True, the government can adjust its green policies to make life easier for metal bashers and makers, as it has recently been doing with, for example, the ridiculous fines levied on carmakers for failing to sell enough electric vehicles, even though they’re doing everything in their power to encourage buyers. Those fines should be scrapped, by the way.
However, there remains the problem of alleged Chinese dumping, of oversupply, and of the way that markets are apt to move against and crush the small fry, which is what British Steel now is, at times like this.
Nostalgia be damned, including my own. Hard economic facts raise an uncomfortable question that needs to be addressed: Is there any point in trying to save this thing, even if Ed Miliband’s net zero ambitions are quietly put on ice?
The government thinks so. And there is indeed a case to be made in these days of economic nationalism and unreliable allies and/or partners, not to mention the fact that British Steel provides thousands of relatively highly paid jobs in an area where they don’t grow on trees. There are also political considerations at work in a part of Britain that has become a natural hunting ground for Nigel Farage and his Reform party.
However, this means ministers are going to knuckle down and accept the risk of operating a plant in Scunthorpe that Reynolds has admitted is valued at zero, which is going to be on the taxpayer for the foreseeable future.

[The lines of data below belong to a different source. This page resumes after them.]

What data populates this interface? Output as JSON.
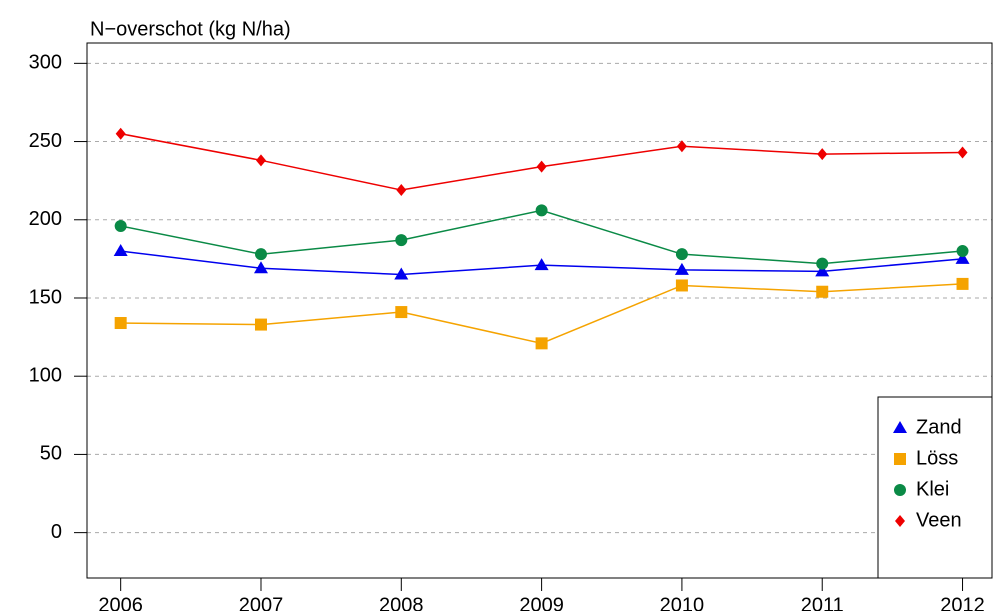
{
  "chart_data": {
    "type": "line",
    "y_label": "N−overschot (kg N/ha)",
    "x": [
      2006,
      2007,
      2008,
      2009,
      2010,
      2011,
      2012
    ],
    "series": [
      {
        "name": "Zand",
        "color": "#0000ee",
        "marker": "triangle",
        "values": [
          180,
          169,
          165,
          171,
          168,
          167,
          175
        ]
      },
      {
        "name": "Löss",
        "color": "#f5a300",
        "marker": "square",
        "values": [
          134,
          133,
          141,
          121,
          158,
          154,
          159
        ]
      },
      {
        "name": "Klei",
        "color": "#0a8a46",
        "marker": "circle",
        "values": [
          196,
          178,
          187,
          206,
          178,
          172,
          180
        ]
      },
      {
        "name": "Veen",
        "color": "#ee0000",
        "marker": "diamond",
        "values": [
          255,
          238,
          219,
          234,
          247,
          242,
          243
        ]
      }
    ],
    "xlim": [
      2005.76,
      2012.21
    ],
    "xticks": [
      2006,
      2007,
      2008,
      2009,
      2010,
      2011,
      2012
    ],
    "ylim": [
      -29,
      313
    ],
    "yticks": [
      0,
      50,
      100,
      150,
      200,
      250,
      300
    ],
    "grid": true,
    "legend": "bottom-right"
  }
}
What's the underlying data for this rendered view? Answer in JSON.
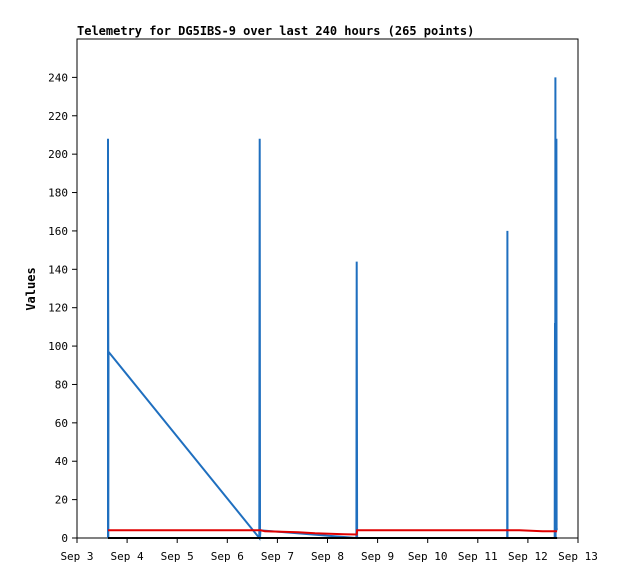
{
  "chart_data": {
    "type": "line",
    "title": "Telemetry for DG5IBS-9 over last 240 hours (265 points)",
    "xlabel": "",
    "ylabel": "Values",
    "x_ticks": [
      "Sep 3",
      "Sep 4",
      "Sep 5",
      "Sep 6",
      "Sep 7",
      "Sep 8",
      "Sep 9",
      "Sep 10",
      "Sep 11",
      "Sep 12",
      "Sep 13"
    ],
    "xlim": [
      "Sep 3",
      "Sep 13"
    ],
    "ylim": [
      0,
      260
    ],
    "y_ticks": [
      0,
      20,
      40,
      60,
      80,
      100,
      120,
      140,
      160,
      180,
      200,
      220,
      240
    ],
    "grid": false,
    "legend": "none",
    "series": [
      {
        "color": "#1f6fbf",
        "x": [
          "Sep 3 14:50",
          "Sep 3 14:52",
          "Sep 3 14:53",
          "Sep 3 14:55",
          "Sep 3 14:56",
          "Sep 3 14:58",
          "Sep 3 15:00",
          "Sep 3 15:01",
          "Sep 3 15:05",
          "Sep 6 15:20",
          "Sep 6 15:30",
          "Sep 6 15:40",
          "Sep 6 15:50",
          "Sep 8 13:50",
          "Sep 8 14:00",
          "Sep 8 14:10",
          "Sep 11 14:05",
          "Sep 11 14:10",
          "Sep 11 14:15",
          "Sep 12 12:50",
          "Sep 12 13:00",
          "Sep 12 13:05",
          "Sep 12 13:10",
          "Sep 12 13:15",
          "Sep 12 13:20",
          "Sep 12 13:25",
          "Sep 12 13:30",
          "Sep 12 13:40",
          "Sep 12 13:45",
          "Sep 12 13:50"
        ],
        "y": [
          0,
          208,
          0,
          180,
          0,
          124,
          97,
          0,
          97,
          0,
          208,
          0,
          4,
          0,
          144,
          0,
          0,
          160,
          0,
          0,
          112,
          0,
          240,
          0,
          208,
          5,
          4,
          208,
          4,
          5
        ]
      },
      {
        "color": "#e00000",
        "x": [
          "Sep 3 14:50",
          "Sep 6 16:00",
          "Sep 6 18:00",
          "Sep 7 10:00",
          "Sep 7 18:00",
          "Sep 8 08:00",
          "Sep 8 14:00",
          "Sep 8 14:10",
          "Sep 10 12:00",
          "Sep 11 20:00",
          "Sep 12 07:00",
          "Sep 12 14:00"
        ],
        "y": [
          4,
          4,
          3.5,
          3,
          2.5,
          2,
          1.8,
          4,
          4,
          4,
          3.5,
          3.5
        ]
      },
      {
        "color": "#000000",
        "x": [
          "Sep 3 14:50",
          "Sep 12 14:00"
        ],
        "y": [
          0,
          0
        ]
      }
    ]
  }
}
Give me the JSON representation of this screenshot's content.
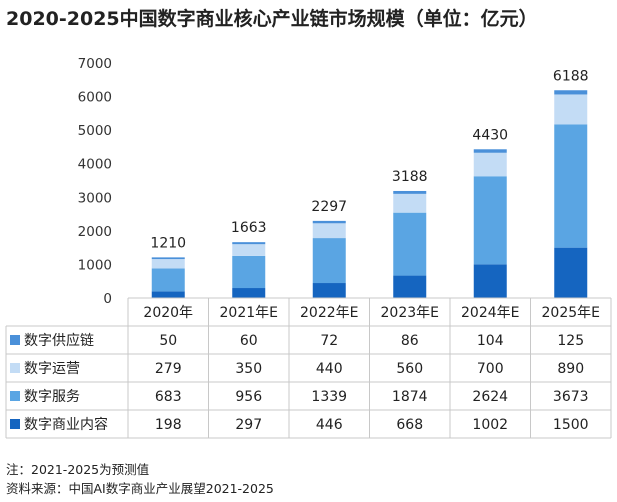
{
  "title": "2020-2025中国数字商业核心产业链市场规模（单位：亿元）",
  "notes": {
    "note": "注：2021-2025为预测值",
    "source": "资料来源：中国AI数字商业产业展望2021-2025"
  },
  "chart_data": {
    "type": "bar",
    "stacked": true,
    "categories": [
      "2020年",
      "2021年E",
      "2022年E",
      "2023年E",
      "2024年E",
      "2025年E"
    ],
    "ylim": [
      0,
      7000
    ],
    "yticks": [
      0,
      1000,
      2000,
      3000,
      4000,
      5000,
      6000,
      7000
    ],
    "totals": [
      1210,
      1663,
      2297,
      3188,
      4430,
      6188
    ],
    "series": [
      {
        "name": "数字商业内容",
        "color": "#1565c0",
        "values": [
          198,
          297,
          446,
          668,
          1002,
          1500
        ]
      },
      {
        "name": "数字服务",
        "color": "#5aa5e3",
        "values": [
          683,
          956,
          1339,
          1874,
          2624,
          3673
        ]
      },
      {
        "name": "数字运营",
        "color": "#c3dcf5",
        "values": [
          279,
          350,
          440,
          560,
          700,
          890
        ]
      },
      {
        "name": "数字供应链",
        "color": "#4a90d9",
        "values": [
          50,
          60,
          72,
          86,
          104,
          125
        ]
      }
    ],
    "table_row_order": [
      "数字供应链",
      "数字运营",
      "数字服务",
      "数字商业内容"
    ],
    "grid": false
  }
}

British Steel production has been allowed to lurch from crisis to crisis for too long. It really needs to stop. By all means, contract with a commercial partner to run the thing. The government isn’t geared up to do that. Running businesses is not where it shines. But the ownership – and the risk – will have to stay with the taxpayer, perhaps for good. Needless to say, that could prove expensive.
On the other hand, there may be rewards flowing from this arrangement down the line (quite a way down the line, but still) if Reynolds and co can construct an industrial policy worthy of the name. We’re still waiting on that, as this episode rather proves.